Patients with critical neurologic diseases, such as head injury or intracranial hemorrhage, are more critical compared with elective neurosurgical patients. Clearly, these patients require intensive care with experienced staff. For such patients, the neurointensive care unit can counteract the development of secondary brain damage by avoiding secondary insults.14 However, it is likely a rarity that elective neurosurgical patients in good physical condition become critical and develop secondary brain damage following a primary surgical insult. Therefore, postoperative intensive care is theoretically unnecessary for such patients, except in the case of a life-threatening adverse event occurring during the perioperative period. Rather, intensive care with continuous monitoring might be considered excessive care resulting in a reduction in patient satisfaction15 and the development of ICU-related adverse events.16 In particular, continuous monitoring with peripheral arterial catheters can also be associated with complications, although none of the patients in our study developed arterial catheter-related complications.17 Therefore, postoperative intensive care for elective neurosurgical patients with good physical status might emphasize the unfavourable effects of the ICU on the overall patient condition rather than promote the beneficial effects of the ICU on patient outcome. Our ICU patients appeared to rate perioperative patient care relatively highly, perhaps because they were under the impression that intensive care is the best care. However, it is difficult to interpret this result because a patient’s impression of the medical performance may depend on that particular patient’s cultural background.

There is a growing interest in the use of propensity score-based methods in observational studies to estimate treatment effects. The propensity score is defined as the conditional probability of assigning a subject to a particular treatment protocol given a vector of measured covariates.7 , 18 To minimize the effect of selection bias on the outcomes, we used propensity score matching for clinical characteristics and excluded distortion of confounding factors. However, this study was retrospective in nature; thus, it should be considered that unmeasured variables could still confound the results.

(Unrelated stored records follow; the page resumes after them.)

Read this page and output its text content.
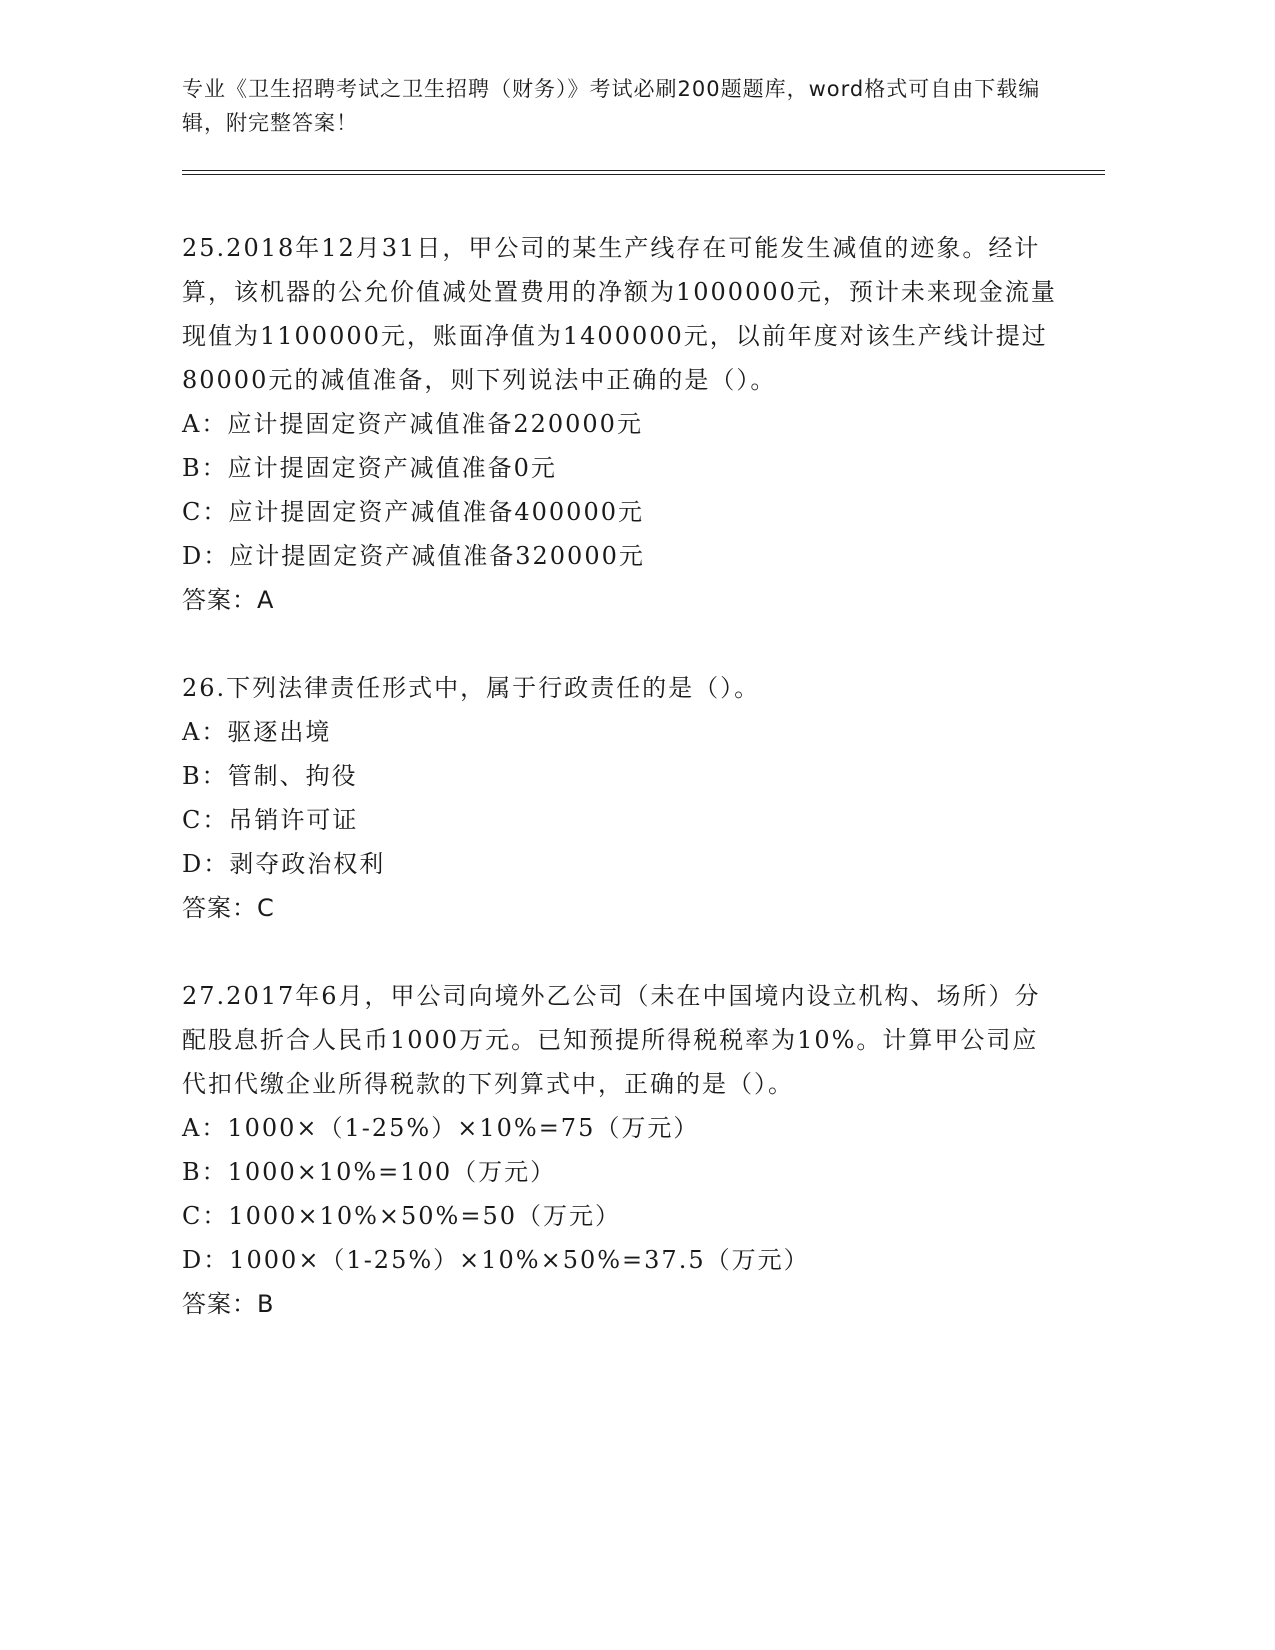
专业《卫生招聘考试之卫生招聘（财务）》考试必刷200题题库，word格式可自由下载编辑，附完整答案！

25.2018年12月31日，甲公司的某生产线存在可能发生减值的迹象。经计算，该机器的公允价值减处置费用的净额为1000000元，预计未来现金流量现值为1100000元，账面净值为1400000元，以前年度对该生产线计提过80000元的减值准备，则下列说法中正确的是（）。

A：应计提固定资产减值准备220000元

B：应计提固定资产减值准备0元

C：应计提固定资产减值准备400000元

D：应计提固定资产减值准备320000元

答案：A

26.下列法律责任形式中，属于行政责任的是（）。

A：驱逐出境

B：管制、拘役

C：吊销许可证

D：剥夺政治权利

答案：C

27.2017年6月，甲公司向境外乙公司（未在中国境内设立机构、场所）分配股息折合人民币1000万元。已知预提所得税税率为10%。计算甲公司应代扣代缴企业所得税款的下列算式中，正确的是（）。

A：1000×（1-25%）×10%=75（万元）

B：1000×10%=100（万元）

C：1000×10%×50%=50（万元）

D：1000×（1-25%）×10%×50%=37.5（万元）

答案：B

In conclusion, intensive care did not exhibit significant differences regarding neurological outcomes and the rates of severe early complications for elective neurosurgical patients in good physical condition. For elective neurosurgical patients in good physical shape, it might be difficult to expect further improvement of patient outcome by providing intensive care based on continuous monitoring and frequent neurologic evaluation. On the contrary, intensive care might have a negative impact on elective neurosurgical patients in terms of patient satisfaction and adverse events.